36M marriage issues with 38f

r/

Some context first: I have been with my wife for about 11 years and married for about 8.5 years. She has always had a bit of a temper but she is generally a kind person. She moved to the USA with me after we married. She and I met in her home country in Asia when I was teaching English. I’m 36 m and she is 38 f.

The meat: There are two sort of issues in our marriage which I think that I was the catalyst for. I was using an app early in our marriage to sext with other women. There were no meetups. She found the app on my phone and nearly divorced me as a result. She stayed after I promised to make it up to her. Now onto the two issues.

First she treated me much worse for the couple years after catching me. She didn’t trust me and snooped through everything. I think that this is fine and she can still go through my phone whenever because I caused that. However, I expected her to eventually treat me better overall. I think she has after several years but it feels like it regressed the past year. I think there are contributing factors. She doesn’t feel safe in the USA. She misses food from her home country which we do eat often but she misses ease of access mainly. She also hasn’t worked in several years and I feel like her inability to do her old job of English Teacher is also making her feel worse.

The second issue is that our marriage is sexless now. Like many relationships we started like rabbits and slowly over the years it has gotten less and less. I believe it has been 2 years since we have had sex.

So I talked with her last night about how she has been quicker to anger with me lately over small things and our lack of intimacy. The conversation pretty much instantly spiraled to her thinking I want a divorce (which is on the table but I want to fix it if we can). She was real defensive and brought up my infidelity and also said she doesn’t want sex with anyone anymore. I don’t think my infidelity is the main cause of her lack of sex drive it was still good for sometime after that. The conversation went for a couple of hours and ended a little better than it began.

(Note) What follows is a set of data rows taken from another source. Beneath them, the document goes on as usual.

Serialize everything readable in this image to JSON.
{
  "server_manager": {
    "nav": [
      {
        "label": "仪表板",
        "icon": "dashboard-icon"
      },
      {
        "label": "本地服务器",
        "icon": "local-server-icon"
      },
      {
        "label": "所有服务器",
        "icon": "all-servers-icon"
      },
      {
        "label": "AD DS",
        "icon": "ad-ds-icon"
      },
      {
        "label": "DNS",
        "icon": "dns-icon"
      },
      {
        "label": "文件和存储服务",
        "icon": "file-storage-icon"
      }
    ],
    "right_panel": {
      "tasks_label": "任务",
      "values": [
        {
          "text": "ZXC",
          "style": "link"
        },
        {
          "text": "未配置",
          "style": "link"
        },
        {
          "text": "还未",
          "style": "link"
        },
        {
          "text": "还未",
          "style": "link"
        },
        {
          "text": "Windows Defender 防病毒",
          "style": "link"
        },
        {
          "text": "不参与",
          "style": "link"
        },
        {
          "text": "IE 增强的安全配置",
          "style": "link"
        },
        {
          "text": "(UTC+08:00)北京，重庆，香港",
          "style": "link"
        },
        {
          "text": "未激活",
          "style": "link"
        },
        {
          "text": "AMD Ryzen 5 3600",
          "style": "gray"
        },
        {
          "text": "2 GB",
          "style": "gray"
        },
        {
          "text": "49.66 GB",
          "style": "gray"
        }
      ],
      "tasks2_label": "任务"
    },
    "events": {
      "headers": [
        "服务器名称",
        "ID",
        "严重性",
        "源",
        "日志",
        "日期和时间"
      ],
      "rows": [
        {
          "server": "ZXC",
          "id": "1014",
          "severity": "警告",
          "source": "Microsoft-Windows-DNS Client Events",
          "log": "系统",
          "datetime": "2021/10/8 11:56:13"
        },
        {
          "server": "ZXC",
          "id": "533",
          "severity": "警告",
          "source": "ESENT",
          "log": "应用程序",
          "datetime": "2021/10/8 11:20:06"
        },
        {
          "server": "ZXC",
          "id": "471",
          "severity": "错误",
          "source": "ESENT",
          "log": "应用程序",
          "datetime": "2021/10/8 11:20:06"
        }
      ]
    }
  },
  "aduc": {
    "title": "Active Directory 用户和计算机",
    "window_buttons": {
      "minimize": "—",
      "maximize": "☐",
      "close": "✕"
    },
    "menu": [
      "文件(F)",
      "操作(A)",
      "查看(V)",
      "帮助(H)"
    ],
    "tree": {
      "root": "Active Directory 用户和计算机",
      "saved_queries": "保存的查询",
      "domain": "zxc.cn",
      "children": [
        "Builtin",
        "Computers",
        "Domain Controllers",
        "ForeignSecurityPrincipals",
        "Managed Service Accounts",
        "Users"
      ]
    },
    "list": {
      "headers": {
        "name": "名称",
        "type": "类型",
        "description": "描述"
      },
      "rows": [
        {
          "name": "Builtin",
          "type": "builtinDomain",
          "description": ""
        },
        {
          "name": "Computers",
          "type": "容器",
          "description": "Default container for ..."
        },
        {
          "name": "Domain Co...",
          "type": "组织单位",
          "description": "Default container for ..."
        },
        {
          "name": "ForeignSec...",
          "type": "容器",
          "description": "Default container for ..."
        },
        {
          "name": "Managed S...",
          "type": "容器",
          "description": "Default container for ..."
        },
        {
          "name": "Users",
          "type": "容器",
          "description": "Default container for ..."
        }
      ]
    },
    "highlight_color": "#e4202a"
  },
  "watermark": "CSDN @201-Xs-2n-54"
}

I am going to see how today goes when I get home.

My question is basically what do you think I should do? I do love my wife but I’m not sure if I can continue to deal with the anger. I also am not a super sexual person but going the rest of my life without sex or really any physical intimacy seems horrible.

Other details: We don’t have kids. We do own a home. We have 4 pets.

Tldr: talked with wife about her anger and our lack of sex. Didn’t go great. She says she is basically ace now. She did say she’d work on her anger at the very end.

Comments

  1. rosephase Avatar

    Have you tried therapy? Seems like some pretty massive issues and a history of hurt between you. A professional can help. Even if they help you to separate.

  2. Greedy_Dig_2107 Avatar

    I think the broken trust was just never repaired. Like yeah, she doubled down on keeping tabs on you and being angry at you and all that, which is just exhausting and is gonna kill any love an attraction that you have for eachother.

    Doubt she’s ace, she had a sex drive before, she just doesn’t feel attraction for you for some time now. The anger, all of it, it’s all related, it’s because she’s become detached from you and you’re both miserable, neither of you fulfilled in this marriage.

    Get into couples therapy, you need help with this.

  3. less_is_more9696 Avatar

    My guess is these issues are popping up because you havnt worked on healing after the infidelity incident. 

    Rebuilding trust and connection is not something done on auto pilot. You said you’d “make it up to her” but what have you done to rebuilt your relationship? To rebuild trust?

    Why were you sexting other women in the first place? That’s where I’d start. If I was your wife, I would want to see that you’ve done personal work (therapy etc) and you can articulate why this happened, so we can get to the root of the issue together. 

    Once the root of the issue is addressed, I would feel much more safe, happy, and secure. 

    Otherwise, I wouldn’t be able to fully trust you and I would start to feel angry and resentful like your wife currently feels.